RESPUESTA A UNA GRAN INCÓGNITA: ¿DÓNDE ESTÁ EL CEREBRO DE DARÍO?

         Para  finalizar su interesantísimo articulo el Dr. Salvador Pérez Grijalba y develar uno de los grandes misterios en la Historia de Nicaragua como lo es  el paradero del cerebro de nuestro glorioso bardo, inserta un texto publicado  en el mes de septiembre de 1962,  en la edición No. 21 de los Cuadernos Universitarios, en  el que por sí solo se explica por qué vino a hacerse del dominio público en forma tardía su contenido.  El texto dice textualmente:
Fin del articulo Cerebro de Rubén Darío.-   Después del fallecimiento de mis queridos maestros el Dr. Luis H. Debayle (24 de marzo de 1938) y el Dr. Escolástico Lara (16 de Agosto de 1939), me sentí libre del compromiso –el silencio prometido- quise probar si Andrés Murillo o alguien pretendía o creían poseerlo o si creían todavía que el cerebro que llevaron al Dr. Martínez era el auténtico.”..  Para esto, le di datos de lo ocurrido al entonces Br. León Lara, hijo de mi maestro, insinuándole escribiera al respecto en el Diario “El Centroamericano”, de León.  El articulo causó revuelo y fue comentado con  el Sr. Embajador de la Argentina –si la memoria no me falla era el Sr. Dn.
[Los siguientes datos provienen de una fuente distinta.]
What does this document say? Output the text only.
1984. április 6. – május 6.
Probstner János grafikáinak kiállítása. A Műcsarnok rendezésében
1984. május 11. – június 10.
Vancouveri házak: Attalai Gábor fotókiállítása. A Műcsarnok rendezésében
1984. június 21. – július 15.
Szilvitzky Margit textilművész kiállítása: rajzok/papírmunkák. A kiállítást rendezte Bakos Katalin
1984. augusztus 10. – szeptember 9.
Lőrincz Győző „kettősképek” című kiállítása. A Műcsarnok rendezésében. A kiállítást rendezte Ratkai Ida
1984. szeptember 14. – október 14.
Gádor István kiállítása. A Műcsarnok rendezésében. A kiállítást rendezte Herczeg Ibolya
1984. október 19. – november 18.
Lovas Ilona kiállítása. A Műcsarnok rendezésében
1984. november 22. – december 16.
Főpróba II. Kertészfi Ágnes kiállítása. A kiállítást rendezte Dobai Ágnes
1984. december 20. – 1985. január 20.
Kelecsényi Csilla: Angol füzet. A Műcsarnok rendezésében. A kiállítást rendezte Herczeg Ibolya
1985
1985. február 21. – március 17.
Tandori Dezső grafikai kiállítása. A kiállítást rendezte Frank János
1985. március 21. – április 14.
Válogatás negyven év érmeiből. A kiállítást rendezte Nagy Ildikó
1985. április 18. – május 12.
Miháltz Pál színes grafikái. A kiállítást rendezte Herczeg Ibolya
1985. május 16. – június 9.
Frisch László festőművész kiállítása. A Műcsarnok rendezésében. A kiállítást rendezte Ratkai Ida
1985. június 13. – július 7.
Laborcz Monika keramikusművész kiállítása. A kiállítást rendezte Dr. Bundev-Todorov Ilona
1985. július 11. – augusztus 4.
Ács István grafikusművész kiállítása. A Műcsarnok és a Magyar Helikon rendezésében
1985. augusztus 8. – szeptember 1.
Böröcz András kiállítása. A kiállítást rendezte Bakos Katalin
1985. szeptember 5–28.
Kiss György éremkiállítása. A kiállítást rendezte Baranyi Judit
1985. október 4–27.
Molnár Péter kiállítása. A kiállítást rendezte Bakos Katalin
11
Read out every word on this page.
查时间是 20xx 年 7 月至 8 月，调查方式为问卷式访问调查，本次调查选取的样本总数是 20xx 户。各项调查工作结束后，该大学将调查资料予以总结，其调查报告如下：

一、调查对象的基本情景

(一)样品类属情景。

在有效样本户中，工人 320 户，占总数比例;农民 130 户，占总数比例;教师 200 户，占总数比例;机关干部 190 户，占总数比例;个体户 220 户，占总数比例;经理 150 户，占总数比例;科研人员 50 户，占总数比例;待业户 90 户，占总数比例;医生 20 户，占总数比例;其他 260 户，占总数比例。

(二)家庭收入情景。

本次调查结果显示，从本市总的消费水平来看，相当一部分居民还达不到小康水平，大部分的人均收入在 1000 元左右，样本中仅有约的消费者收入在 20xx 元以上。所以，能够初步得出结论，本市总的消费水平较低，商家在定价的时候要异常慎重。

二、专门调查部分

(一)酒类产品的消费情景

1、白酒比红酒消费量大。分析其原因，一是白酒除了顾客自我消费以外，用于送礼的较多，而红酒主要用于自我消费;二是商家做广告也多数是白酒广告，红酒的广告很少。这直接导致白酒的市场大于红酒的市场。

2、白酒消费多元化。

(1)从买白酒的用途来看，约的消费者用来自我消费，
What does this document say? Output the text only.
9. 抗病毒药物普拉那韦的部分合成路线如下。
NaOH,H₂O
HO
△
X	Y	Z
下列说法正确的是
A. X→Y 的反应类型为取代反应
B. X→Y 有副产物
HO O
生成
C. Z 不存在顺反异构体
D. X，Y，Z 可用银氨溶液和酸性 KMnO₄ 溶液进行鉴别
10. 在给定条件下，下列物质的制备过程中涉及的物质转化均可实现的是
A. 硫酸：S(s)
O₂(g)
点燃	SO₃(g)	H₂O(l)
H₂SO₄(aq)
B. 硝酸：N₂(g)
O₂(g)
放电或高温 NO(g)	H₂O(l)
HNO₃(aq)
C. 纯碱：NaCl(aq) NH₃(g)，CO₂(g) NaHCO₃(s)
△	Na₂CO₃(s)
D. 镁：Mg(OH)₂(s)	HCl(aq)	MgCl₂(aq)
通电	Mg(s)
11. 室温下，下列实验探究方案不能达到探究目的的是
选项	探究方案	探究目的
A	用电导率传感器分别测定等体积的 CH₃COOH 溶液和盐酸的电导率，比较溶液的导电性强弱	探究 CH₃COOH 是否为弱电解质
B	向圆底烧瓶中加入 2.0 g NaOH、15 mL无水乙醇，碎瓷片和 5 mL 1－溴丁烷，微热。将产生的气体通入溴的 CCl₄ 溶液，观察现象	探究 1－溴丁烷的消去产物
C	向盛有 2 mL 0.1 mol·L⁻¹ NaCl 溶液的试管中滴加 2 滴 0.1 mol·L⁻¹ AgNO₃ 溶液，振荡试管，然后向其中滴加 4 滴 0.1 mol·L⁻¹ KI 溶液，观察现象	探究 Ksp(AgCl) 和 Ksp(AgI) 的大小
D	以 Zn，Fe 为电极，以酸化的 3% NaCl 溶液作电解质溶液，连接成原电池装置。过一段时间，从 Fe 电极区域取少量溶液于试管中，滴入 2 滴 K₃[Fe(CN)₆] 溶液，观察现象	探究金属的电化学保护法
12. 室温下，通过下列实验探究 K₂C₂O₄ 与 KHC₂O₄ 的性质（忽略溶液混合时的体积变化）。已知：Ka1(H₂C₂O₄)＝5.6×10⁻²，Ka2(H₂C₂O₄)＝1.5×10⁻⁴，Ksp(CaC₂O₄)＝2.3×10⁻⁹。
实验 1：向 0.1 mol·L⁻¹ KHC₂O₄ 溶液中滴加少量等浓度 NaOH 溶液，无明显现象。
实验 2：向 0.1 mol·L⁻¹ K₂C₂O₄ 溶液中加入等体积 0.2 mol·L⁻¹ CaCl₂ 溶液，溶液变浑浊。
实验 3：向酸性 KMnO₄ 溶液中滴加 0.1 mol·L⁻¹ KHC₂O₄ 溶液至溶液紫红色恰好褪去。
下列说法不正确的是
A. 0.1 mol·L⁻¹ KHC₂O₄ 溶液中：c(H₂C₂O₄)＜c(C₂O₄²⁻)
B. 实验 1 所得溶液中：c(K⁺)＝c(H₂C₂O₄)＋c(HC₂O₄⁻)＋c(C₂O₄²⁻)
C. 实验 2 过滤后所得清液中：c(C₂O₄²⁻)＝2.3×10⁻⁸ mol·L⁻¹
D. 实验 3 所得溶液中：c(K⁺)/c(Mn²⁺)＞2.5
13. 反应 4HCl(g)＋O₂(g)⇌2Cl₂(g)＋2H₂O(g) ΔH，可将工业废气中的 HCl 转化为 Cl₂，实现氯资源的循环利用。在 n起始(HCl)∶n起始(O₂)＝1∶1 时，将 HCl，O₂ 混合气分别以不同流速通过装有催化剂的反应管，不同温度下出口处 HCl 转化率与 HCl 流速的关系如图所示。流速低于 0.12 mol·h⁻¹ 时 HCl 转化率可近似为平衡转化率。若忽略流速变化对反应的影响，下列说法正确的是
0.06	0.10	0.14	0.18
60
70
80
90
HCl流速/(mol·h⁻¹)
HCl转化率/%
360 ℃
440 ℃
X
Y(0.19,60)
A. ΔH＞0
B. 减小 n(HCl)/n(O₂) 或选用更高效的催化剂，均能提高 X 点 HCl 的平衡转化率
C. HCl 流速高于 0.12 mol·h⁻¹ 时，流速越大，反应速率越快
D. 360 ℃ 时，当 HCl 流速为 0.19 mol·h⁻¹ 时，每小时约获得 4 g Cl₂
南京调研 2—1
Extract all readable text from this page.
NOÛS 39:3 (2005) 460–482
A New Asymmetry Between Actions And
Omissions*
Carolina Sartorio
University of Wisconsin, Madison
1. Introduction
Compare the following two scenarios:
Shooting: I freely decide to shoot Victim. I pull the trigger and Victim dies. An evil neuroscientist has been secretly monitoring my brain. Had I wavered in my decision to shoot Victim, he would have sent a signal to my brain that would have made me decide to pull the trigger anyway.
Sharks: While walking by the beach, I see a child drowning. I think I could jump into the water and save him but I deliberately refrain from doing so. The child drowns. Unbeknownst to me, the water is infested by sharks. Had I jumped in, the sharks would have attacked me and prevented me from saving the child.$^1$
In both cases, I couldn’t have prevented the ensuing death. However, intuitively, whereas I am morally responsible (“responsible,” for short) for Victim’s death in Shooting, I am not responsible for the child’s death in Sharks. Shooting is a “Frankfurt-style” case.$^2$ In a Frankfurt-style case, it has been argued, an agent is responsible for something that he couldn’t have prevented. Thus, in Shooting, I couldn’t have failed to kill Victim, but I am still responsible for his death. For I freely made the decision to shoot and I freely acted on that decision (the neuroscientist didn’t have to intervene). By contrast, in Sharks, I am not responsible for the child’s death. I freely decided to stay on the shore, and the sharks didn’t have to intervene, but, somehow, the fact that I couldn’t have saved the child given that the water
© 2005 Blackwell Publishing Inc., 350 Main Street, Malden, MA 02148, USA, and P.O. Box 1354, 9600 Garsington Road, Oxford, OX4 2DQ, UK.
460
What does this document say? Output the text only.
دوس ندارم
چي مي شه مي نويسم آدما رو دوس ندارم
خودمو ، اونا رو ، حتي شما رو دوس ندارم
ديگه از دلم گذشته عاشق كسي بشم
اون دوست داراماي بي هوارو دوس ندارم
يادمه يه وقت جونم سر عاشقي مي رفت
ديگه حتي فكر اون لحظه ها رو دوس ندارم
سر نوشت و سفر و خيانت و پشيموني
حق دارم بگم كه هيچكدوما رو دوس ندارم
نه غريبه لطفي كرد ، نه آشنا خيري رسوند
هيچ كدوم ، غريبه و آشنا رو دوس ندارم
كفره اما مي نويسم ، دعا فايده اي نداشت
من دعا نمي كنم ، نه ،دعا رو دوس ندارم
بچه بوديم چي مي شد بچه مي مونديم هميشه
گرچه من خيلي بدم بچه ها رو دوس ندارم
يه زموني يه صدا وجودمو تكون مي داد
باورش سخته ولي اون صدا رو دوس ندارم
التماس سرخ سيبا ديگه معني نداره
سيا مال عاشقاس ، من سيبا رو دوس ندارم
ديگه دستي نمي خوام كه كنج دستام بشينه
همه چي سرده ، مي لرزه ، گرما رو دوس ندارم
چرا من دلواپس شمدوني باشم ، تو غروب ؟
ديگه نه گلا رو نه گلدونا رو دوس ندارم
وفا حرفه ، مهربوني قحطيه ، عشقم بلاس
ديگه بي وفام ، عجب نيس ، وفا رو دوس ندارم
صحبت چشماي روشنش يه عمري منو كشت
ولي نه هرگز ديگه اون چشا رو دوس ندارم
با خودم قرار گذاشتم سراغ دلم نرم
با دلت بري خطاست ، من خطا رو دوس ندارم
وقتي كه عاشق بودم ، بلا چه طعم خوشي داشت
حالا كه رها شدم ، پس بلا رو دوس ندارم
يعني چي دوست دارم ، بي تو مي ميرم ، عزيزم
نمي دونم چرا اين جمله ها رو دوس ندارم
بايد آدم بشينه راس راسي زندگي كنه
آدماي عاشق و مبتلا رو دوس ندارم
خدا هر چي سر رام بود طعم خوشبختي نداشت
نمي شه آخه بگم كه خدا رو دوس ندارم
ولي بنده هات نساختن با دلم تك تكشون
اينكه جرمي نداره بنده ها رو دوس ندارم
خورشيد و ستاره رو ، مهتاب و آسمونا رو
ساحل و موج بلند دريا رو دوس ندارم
Enrique Loudet.  Yo esperaba la respuesta de Murillo en la prensa y no la hubo.  He escrito y publicado lo anterior para terminar con las leyendas e historietas que tanto mal nos causan en el exterior y que se sepa la verdad.  El cerebro auténtico del inmortal Panida nadie lo tiene, está, donde debe estar, en la tumba bajo las arcadas de la Gran Basílica de la Muy Noble y   Leal Ciudad de Santiago de León de los Caballeros.  Dr. Salvador Pérez Grijalba.  Ex Catedrático de la Universidad de León.”
         En su  mencionado   escrito  el doctor Pérez Grijalba refiere que el Dr. Luis H. Debayle, días antes de sepultar el cerebro en su sitio definitivo, considerando que  ya presentaba mal aspecto,  le comunicó a  Monseñor Pereira y Castellón   la decisión de enterrarlo en la tumba de Rubén Darío, lo que aprobó el ilustre prelado y al efecto giró las instrucciones precisas para tan fin  a don Jorge Navarro, por lo que a partir de ese acto, como dijo el mismo doctor Pérez Grijalba: “El cerebro auténtico del inmortal Panida está donde debe estar”.

         CONCLUSIÓN.

         Son múltiples las especulaciones que existen alrededor del cerebro de Rubén Darío: sobre los resultados del  estudio que se le hizo y sobre todo sobre su paradero.  Muchos han creído tener la posesión de ese preciado órgano y hasta se han protagonizado hechos violentos para hacerse acreedores a su supuesta posesión.   Es más, en numerosos textos aparece la fotografía del cerebro de Rubén Darío, que a la luz de las revelaciones hechas por el Dr. Pérez Grijalba, concluimos que no es el verdadero.
         De acuerdo con mi modesta opinión entre la infinidad de versiones que circulan sobre este asunto, me inclino por aceptar sin un ápice de dudas, la que hemos presentado en nuestra revista, fundamentándonos en el valioso testimonio escrito del Dr. Salvador Pérez Grijalba al que le otorgamos la mayor credibilidad por el hecho de que fue uno de los  que participó en la autopsia, embalsamamiento y extracción del cerebro de Rubén Darío, como la persona de máxima confianza de los doctores Luis H. Debayle y Escolástico Lara, sobre quienes  se depositó la responsabilidad de realizar estas intervenciones al cadáver de nuestro eximio poeta inmediatamente después de su deceso.
         Por otra parte, de acuerdo con el Certificado de Defunción expedido en el Hospital San Vicente de León, nos queda claro que una humilde coterránea nuestra llamada María Ruiz, de oficio costurera, de aproximadamente cincuenta años, falleció en ese centro el 10 de febrero de 1916 y,  por las circunstancias que se han relatado,   “aportó” su cerebro para hacer el cambio con el cerebro original de Rubén Darío.   Esto nos abre las puertas para investigar quién era esa señora, el nombre de sus padres, de donde podríamos inferir cómo y cuándo llegó a León y saber si aún tiene familiares aquí en Somoto o en cualquier otro lugar, averiguación que para nosotros reviste enorme  interés, por cuanto en forma pasiva se vio envuelta en un asunto de extraordinaria trascendencia.